America cannot stand another anti-capitalist, progressive administration in Washington. It is for this reason I am loathe to post this stinging rebuke of Trump from the most erudite Robert W. Merry.
In the final evaluation, I found nothing to quibble about with Mr. Merry’s analysis. As such I hope that joining Bob Merry in prodding the President to change his stripes and fast, it may help head off a government catastrophe in 2020.
Mr. Merry writes:
The saddest victims of Donald Trump’s 2016 presidential victory, it now seems clear, are going to be his voters.
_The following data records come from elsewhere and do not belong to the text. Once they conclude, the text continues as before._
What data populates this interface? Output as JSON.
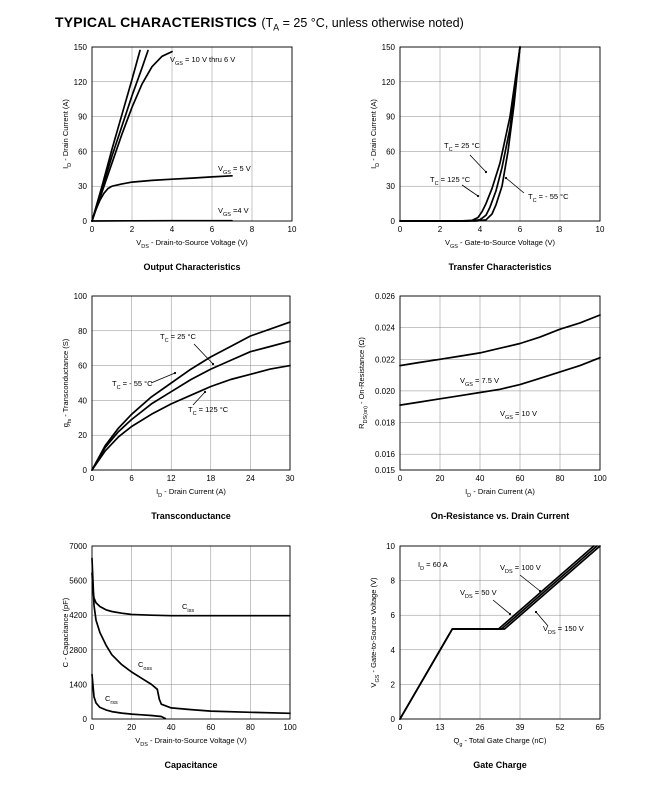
{
  "header": {
    "title": "TYPICAL CHARACTERISTICS",
    "cond_open": "(T",
    "cond_sub": "A",
    "cond_rest": " = 25 °C, unless otherwise noted)"
  },
  "chart_data": [
    {
      "type": "line",
      "title": "Output Characteristics",
      "xlabel": "V_DS - Drain-to-Source Voltage (V)",
      "ylabel": "I_D - Drain Current (A)",
      "xlim": [
        0,
        10
      ],
      "ylim": [
        0,
        150
      ],
      "xticks": [
        0,
        2,
        4,
        6,
        8,
        10
      ],
      "yticks": [
        0,
        30,
        60,
        90,
        120,
        150
      ],
      "grid": true,
      "series": [
        {
          "name": "V_GS = 10 V thru 6 V",
          "x": [
            0,
            0.5,
            1,
            1.5,
            2,
            2.5,
            3,
            3.5,
            4
          ],
          "y": [
            0,
            25,
            50,
            75,
            98,
            118,
            133,
            142,
            146
          ]
        },
        {
          "name": "",
          "x": [
            0,
            0.5,
            1,
            1.5,
            2,
            2.5,
            2.8
          ],
          "y": [
            0,
            28,
            56,
            82,
            108,
            132,
            147
          ]
        },
        {
          "name": "",
          "x": [
            0,
            0.5,
            1,
            1.5,
            2,
            2.4
          ],
          "y": [
            0,
            30,
            62,
            92,
            122,
            147
          ]
        },
        {
          "name": "V_GS = 5 V",
          "x": [
            0,
            0.2,
            0.4,
            0.6,
            0.8,
            1,
            1.5,
            2,
            3,
            4,
            5,
            6,
            7
          ],
          "y": [
            0,
            10,
            18,
            24,
            28,
            30,
            32,
            33.5,
            35,
            36,
            37,
            38,
            39
          ]
        },
        {
          "name": "V_GS = 4 V",
          "x": [
            0,
            2,
            4,
            6,
            7
          ],
          "y": [
            0,
            0.2,
            0.3,
            0.3,
            0.3
          ]
        }
      ],
      "annotations": [
        "V_GS = 10 V thru 6 V",
        "V_GS = 5 V",
        "V_GS = 4 V"
      ]
    },
    {
      "type": "line",
      "title": "Transfer Characteristics",
      "xlabel": "V_GS - Gate-to-Source Voltage (V)",
      "ylabel": "I_D - Drain Current (A)",
      "xlim": [
        0,
        10
      ],
      "ylim": [
        0,
        150
      ],
      "xticks": [
        0,
        2,
        4,
        6,
        8,
        10
      ],
      "yticks": [
        0,
        30,
        60,
        90,
        120,
        150
      ],
      "grid": true,
      "series": [
        {
          "name": "T_C = 125 °C",
          "x": [
            0,
            3,
            3.6,
            3.9,
            4.1,
            4.3,
            4.6,
            5,
            5.5,
            6
          ],
          "y": [
            0,
            0,
            0.5,
            3,
            8,
            15,
            28,
            50,
            90,
            150
          ]
        },
        {
          "name": "T_C = 25 °C",
          "x": [
            0,
            3.4,
            4,
            4.3,
            4.5,
            4.8,
            5.1,
            5.5,
            6
          ],
          "y": [
            0,
            0,
            1,
            5,
            12,
            26,
            46,
            80,
            150
          ]
        },
        {
          "name": "T_C = - 55 °C",
          "x": [
            0,
            3.8,
            4.3,
            4.6,
            4.8,
            5.1,
            5.4,
            5.7,
            6
          ],
          "y": [
            0,
            0,
            1,
            6,
            14,
            30,
            60,
            100,
            150
          ]
        }
      ],
      "annotations": [
        "T_C = 25 °C",
        "T_C = 125 °C",
        "T_C = - 55 °C"
      ]
    },
    {
      "type": "line",
      "title": "Transconductance",
      "xlabel": "I_D - Drain Current (A)",
      "ylabel": "g_fs - Transconductance (S)",
      "xlim": [
        0,
        30
      ],
      "ylim": [
        0,
        100
      ],
      "xticks": [
        0,
        6,
        12,
        18,
        24,
        30
      ],
      "yticks": [
        0,
        20,
        40,
        60,
        80,
        100
      ],
      "grid": true,
      "series": [
        {
          "name": "T_C = - 55 °C",
          "x": [
            0,
            2,
            4,
            6,
            9,
            12,
            15,
            18,
            21,
            24,
            27,
            30
          ],
          "y": [
            0,
            14,
            24,
            32,
            42,
            50,
            58,
            65,
            71,
            77,
            81,
            85
          ]
        },
        {
          "name": "T_C = 25 °C",
          "x": [
            0,
            2,
            4,
            6,
            9,
            12,
            15,
            18,
            21,
            24,
            27,
            30
          ],
          "y": [
            0,
            13,
            22,
            29,
            38,
            45,
            52,
            58,
            63,
            68,
            71,
            74
          ]
        },
        {
          "name": "T_C = 125 °C",
          "x": [
            0,
            2,
            4,
            6,
            9,
            12,
            15,
            18,
            21,
            24,
            27,
            30
          ],
          "y": [
            0,
            11,
            19,
            25,
            32,
            38,
            43,
            48,
            52,
            55,
            58,
            60
          ]
        }
      ],
      "annotations": [
        "T_C = 25 °C",
        "T_C = - 55 °C",
        "T_C = 125 °C"
      ]
    },
    {
      "type": "line",
      "title": "On-Resistance vs. Drain Current",
      "xlabel": "I_D - Drain Current (A)",
      "ylabel": "R_DS(on) - On-Resistance (Ω)",
      "xlim": [
        0,
        100
      ],
      "ylim": [
        0.015,
        0.026
      ],
      "xticks": [
        0,
        20,
        40,
        60,
        80,
        100
      ],
      "yticks": [
        0.015,
        0.016,
        0.018,
        0.02,
        0.022,
        0.024,
        0.026
      ],
      "grid": true,
      "series": [
        {
          "name": "V_GS = 7.5 V",
          "x": [
            0,
            10,
            20,
            30,
            40,
            50,
            60,
            70,
            80,
            90,
            100
          ],
          "y": [
            0.0216,
            0.0218,
            0.022,
            0.0222,
            0.0224,
            0.0227,
            0.023,
            0.0234,
            0.0239,
            0.0243,
            0.0248
          ]
        },
        {
          "name": "V_GS = 10 V",
          "x": [
            0,
            10,
            20,
            30,
            40,
            50,
            60,
            70,
            80,
            90,
            100
          ],
          "y": [
            0.0191,
            0.0193,
            0.0195,
            0.0197,
            0.0199,
            0.0201,
            0.0204,
            0.0208,
            0.0212,
            0.0216,
            0.0221
          ]
        }
      ],
      "annotations": [
        "V_GS = 7.5 V",
        "V_GS = 10 V"
      ]
    },
    {
      "type": "line",
      "title": "Capacitance",
      "xlabel": "V_DS - Drain-to-Source Voltage (V)",
      "ylabel": "C - Capacitance (pF)",
      "xlim": [
        0,
        100
      ],
      "ylim": [
        0,
        7000
      ],
      "xticks": [
        0,
        20,
        40,
        60,
        80,
        100
      ],
      "yticks": [
        0,
        1400,
        2800,
        4200,
        5600,
        7000
      ],
      "grid": true,
      "series": [
        {
          "name": "C_iss",
          "x": [
            0,
            0.5,
            1,
            2,
            4,
            7,
            10,
            15,
            20,
            30,
            40,
            60,
            80,
            100
          ],
          "y": [
            5900,
            5200,
            4900,
            4700,
            4550,
            4420,
            4350,
            4280,
            4230,
            4200,
            4180,
            4180,
            4180,
            4180
          ]
        },
        {
          "name": "C_oss",
          "x": [
            0,
            1,
            2,
            4,
            7,
            10,
            15,
            20,
            25,
            30,
            33,
            34,
            35,
            40,
            50,
            60,
            80,
            100
          ],
          "y": [
            6500,
            4600,
            4000,
            3500,
            3000,
            2600,
            2200,
            1900,
            1650,
            1400,
            1200,
            800,
            600,
            450,
            380,
            320,
            270,
            230
          ]
        },
        {
          "name": "C_rss",
          "x": [
            0,
            1,
            2,
            4,
            7,
            10,
            15,
            20,
            25,
            30,
            35,
            37
          ],
          "y": [
            1800,
            900,
            650,
            470,
            370,
            300,
            240,
            200,
            170,
            140,
            100,
            20
          ]
        }
      ],
      "annotations": [
        "C_iss",
        "C_oss",
        "C_rss"
      ]
    },
    {
      "type": "line",
      "title": "Gate Charge",
      "xlabel": "Q_g - Total Gate Charge (nC)",
      "ylabel": "V_GS - Gate-to-Source Voltage (V)",
      "xlim": [
        0,
        65
      ],
      "ylim": [
        0,
        10
      ],
      "xticks": [
        0,
        13,
        26,
        39,
        52,
        65
      ],
      "yticks": [
        0,
        2,
        4,
        6,
        8,
        10
      ],
      "grid": true,
      "series": [
        {
          "name": "V_DS = 50 V",
          "x": [
            0,
            17,
            32,
            63
          ],
          "y": [
            0,
            5.2,
            5.2,
            10
          ]
        },
        {
          "name": "V_DS = 100 V",
          "x": [
            0,
            17,
            33,
            64
          ],
          "y": [
            0,
            5.2,
            5.2,
            10
          ]
        },
        {
          "name": "V_DS = 150 V",
          "x": [
            0,
            17,
            34,
            65
          ],
          "y": [
            0,
            5.2,
            5.2,
            10
          ]
        }
      ],
      "annotations": [
        "I_D = 60 A",
        "V_DS = 100 V",
        "V_DS = 50 V",
        "V_DS = 150 V"
      ]
    }
  ],
  "labels": {
    "c1": {
      "y": {
        "main": "I",
        "sub": "D",
        "rest": " - Drain Current (A)"
      },
      "x": {
        "main": "V",
        "sub": "DS",
        "rest": " - Drain-to-Source Voltage (V)"
      },
      "caption": "Output Characteristics",
      "a1": {
        "main": "V",
        "sub": "GS",
        "rest": " = 10 V thru 6 V"
      },
      "a2": {
        "main": "V",
        "sub": "GS",
        "rest": " = 5 V"
      },
      "a3": {
        "main": "V",
        "sub": "GS",
        "rest": " =4 V"
      }
    },
    "c2": {
      "y": {
        "main": "I",
        "sub": "D",
        "rest": " - Drain Current (A)"
      },
      "x": {
        "main": "V",
        "sub": "GS",
        "rest": " - Gate-to-Source Voltage (V)"
      },
      "caption": "Transfer Characteristics",
      "a1": {
        "main": "T",
        "sub": "C",
        "rest": " = 25 °C"
      },
      "a2": {
        "main": "T",
        "sub": "C",
        "rest": " = 125 °C"
      },
      "a3": {
        "main": "T",
        "sub": "C",
        "rest": " = - 55 °C"
      }
    },
    "c3": {
      "y": {
        "main": "g",
        "sub": "fs",
        "rest": " - Transconductance (S)"
      },
      "x": {
        "main": "I",
        "sub": "D",
        "rest": " - Drain Current (A)"
      },
      "caption": "Transconductance",
      "a1": {
        "main": "T",
        "sub": "C",
        "rest": " = 25 °C"
      },
      "a2": {
        "main": "T",
        "sub": "C",
        "rest": " = - 55 °C"
      },
      "a3": {
        "main": "T",
        "sub": "C",
        "rest": " = 125 °C"
      }
    },
    "c4": {
      "y": {
        "main": "R",
        "sub": "DS(on)",
        "rest": " - On-Resistance (Ω)"
      },
      "x": {
        "main": "I",
        "sub": "D",
        "rest": " - Drain Current (A)"
      },
      "caption": "On-Resistance vs. Drain Current",
      "a1": {
        "main": "V",
        "sub": "GS",
        "rest": " = 7.5 V"
      },
      "a2": {
        "main": "V",
        "sub": "GS",
        "rest": " = 10 V"
      }
    },
    "c5": {
      "y": {
        "main": "C - Capacitance (pF)",
        "sub": "",
        "rest": ""
      },
      "x": {
        "main": "V",
        "sub": "DS",
        "rest": " - Drain-to-Source Voltage (V)"
      },
      "caption": "Capacitance",
      "a1": {
        "main": "C",
        "sub": "iss",
        "rest": ""
      },
      "a2": {
        "main": "C",
        "sub": "oss",
        "rest": ""
      },
      "a3": {
        "main": "C",
        "sub": "rss",
        "rest": ""
      }
    },
    "c6": {
      "y": {
        "main": "V",
        "sub": "GS",
        "rest": " - Gate-to-Source Voltage (V)"
      },
      "x": {
        "main": "Q",
        "sub": "g",
        "rest": " - Total Gate Charge (nC)"
      },
      "caption": "Gate Charge",
      "a1": {
        "main": "I",
        "sub": "D",
        "rest": " = 60 A"
      },
      "a2": {
        "main": "V",
        "sub": "DS",
        "rest": " = 100 V"
      },
      "a3": {
        "main": "V",
        "sub": "DS",
        "rest": " = 50 V"
      },
      "a4": {
        "main": "V",
        "sub": "DS",
        "rest": " = 150 V"
      }
    }
  },
  "yticks_text": {
    "c1": [
      "0",
      "30",
      "60",
      "90",
      "120",
      "150"
    ],
    "c2": [
      "0",
      "30",
      "60",
      "90",
      "120",
      "150"
    ],
    "c3": [
      "0",
      "20",
      "40",
      "60",
      "80",
      "100"
    ],
    "c4": [
      "0.015",
      "0.016",
      "0.018",
      "0.020",
      "0.022",
      "0.024",
      "0.026"
    ],
    "c5": [
      "0",
      "1400",
      "2800",
      "4200",
      "5600",
      "7000"
    ],
    "c6": [
      "0",
      "2",
      "4",
      "6",
      "8",
      "10"
    ]
  },
  "xticks_text": {
    "c1": [
      "0",
      "2",
      "4",
      "6",
      "8",
      "10"
    ],
    "c2": [
      "0",
      "2",
      "4",
      "6",
      "8",
      "10"
    ],
    "c3": [
      "0",
      "6",
      "12",
      "18",
      "24",
      "30"
    ],
    "c4": [
      "0",
      "20",
      "40",
      "60",
      "80",
      "100"
    ],
    "c5": [
      "0",
      "20",
      "40",
      "60",
      "80",
      "100"
    ],
    "c6": [
      "0",
      "13",
      "26",
      "39",
      "52",
      "65"
    ]
  }
}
This political paradox stems from the seeming inevitability of this president leaving his constituency high and dry through political incompetence, behavioral incontinence, an inability to maintain a focus on anything, and an incapacity to think or act coherently. His presidency so far has been characterized by political failure, and it’s going to get worse before the end of his term, by which point the voters will have expelled him from the White House.
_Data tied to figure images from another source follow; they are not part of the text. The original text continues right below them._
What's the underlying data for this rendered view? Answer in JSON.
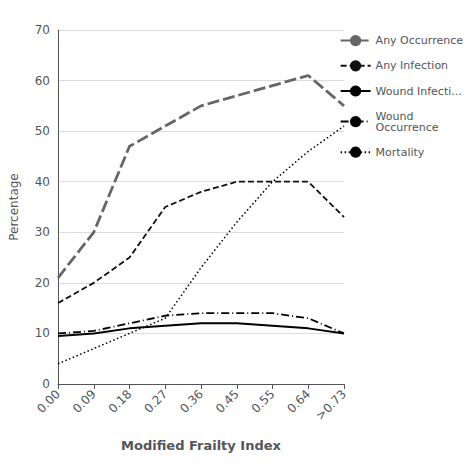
{
  "chart_data": {
    "type": "line",
    "categories": [
      "0.00",
      "0.09",
      "0.18",
      "0.27",
      "0.36",
      "0.45",
      "0.55",
      "0.64",
      ">0.73"
    ],
    "series": [
      {
        "name": "Any Occurrence",
        "color": "#666666",
        "line_style": "longdash",
        "values": [
          21,
          30,
          47,
          51,
          55,
          57,
          59,
          61,
          55
        ]
      },
      {
        "name": "Any Infection",
        "color": "#111111",
        "line_style": "dashed",
        "values": [
          16,
          20,
          25,
          35,
          38,
          40,
          40,
          40,
          33
        ]
      },
      {
        "name": "Wound Infecti...",
        "color": "#000000",
        "line_style": "solid",
        "values": [
          9.5,
          10,
          11,
          11.5,
          12,
          12,
          11.5,
          11,
          10
        ]
      },
      {
        "name": "Wound\nOccurrence",
        "color": "#000000",
        "line_style": "dashdot",
        "values": [
          10,
          10.5,
          12,
          13.5,
          14,
          14,
          14,
          13,
          10
        ]
      },
      {
        "name": "Mortality",
        "color": "#000000",
        "line_style": "dotted",
        "values": [
          4,
          7,
          10,
          13,
          23,
          32,
          40,
          46,
          51
        ]
      }
    ],
    "xlabel": "Modified Frailty Index",
    "ylabel": "Percentage",
    "ylim": [
      0,
      70
    ],
    "yticks": [
      0,
      10,
      20,
      30,
      40,
      50,
      60,
      70
    ],
    "grid": true,
    "legend": "right"
  }
}
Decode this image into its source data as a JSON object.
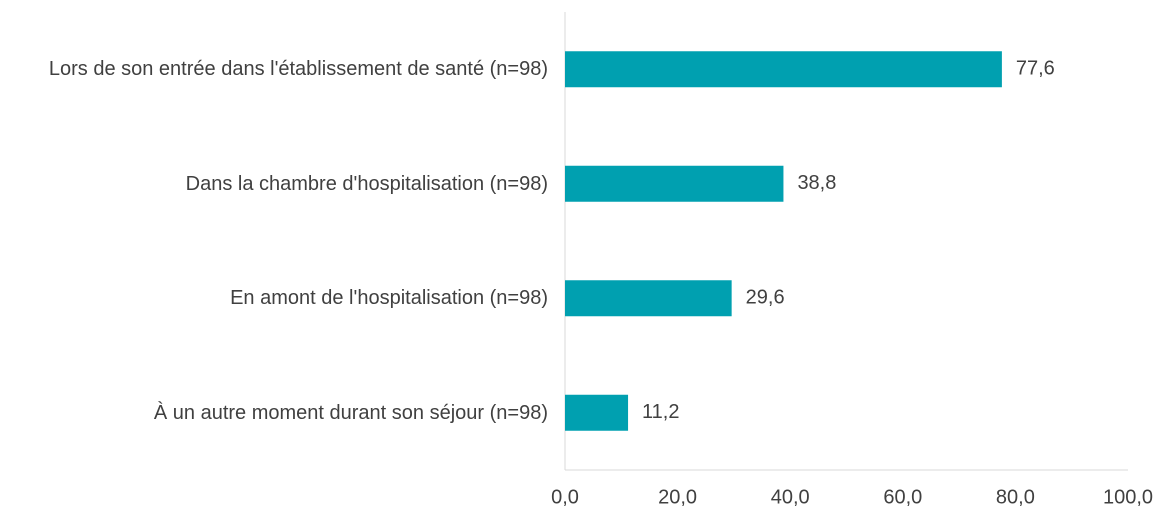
{
  "chart_data": {
    "type": "bar",
    "orientation": "horizontal",
    "categories": [
      "Lors de son entrée dans l'établissement de santé (n=98)",
      "Dans la chambre d'hospitalisation (n=98)",
      "En amont de l'hospitalisation (n=98)",
      "À un autre moment durant son séjour (n=98)"
    ],
    "values": [
      77.6,
      38.8,
      29.6,
      11.2
    ],
    "value_labels": [
      "77,6",
      "38,8",
      "29,6",
      "11,2"
    ],
    "color": "#00a0b0",
    "xlim": [
      0,
      100
    ],
    "xticks": [
      {
        "value": 0,
        "label": "0,0"
      },
      {
        "value": 20,
        "label": "20,0"
      },
      {
        "value": 40,
        "label": "40,0"
      },
      {
        "value": 60,
        "label": "60,0"
      },
      {
        "value": 80,
        "label": "80,0"
      },
      {
        "value": 100,
        "label": "100,0"
      }
    ],
    "grid": false
  }
}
Trump’s great political feat was that he opened up a new fault line in politics: the elites of the coasts versus the heartland masses; the globalist upper crust versus the nationalist middle; anti-working class liberalism versus conservative populism.
In truth, this fault line was already there, roiling American politics just beneath the surface. But Trump had the instincts to see what just about everyone else missed—that these subterranean angers could be pulled up and harnessed into an electoral coalition that could win the White House.
Fred Barnes, writing in The Weekly Standard, correctly notes that the midterm elections demonstrated that Trump “has real-life reelection trouble.” He adds that millions of voters expressed their disdain for Trump in the congressional balloting, brushing aside the president’s achievements on taxes, judges, and deregulation. This showed “how strongly they felt about his personal behavior.”
Barnes hypothesizes that there’s still time for a Trump recovery.
There’s also no evidence that he wants to change in significant ways or that he could even if he wanted to.
Hillary Clinton, unlike Barack Obama, didn’t get “just enough” of those blue-collar Midwestern whites to capture the presidency in 2016. That’s because Donald Trump brilliantly pulled them under the GOP banner.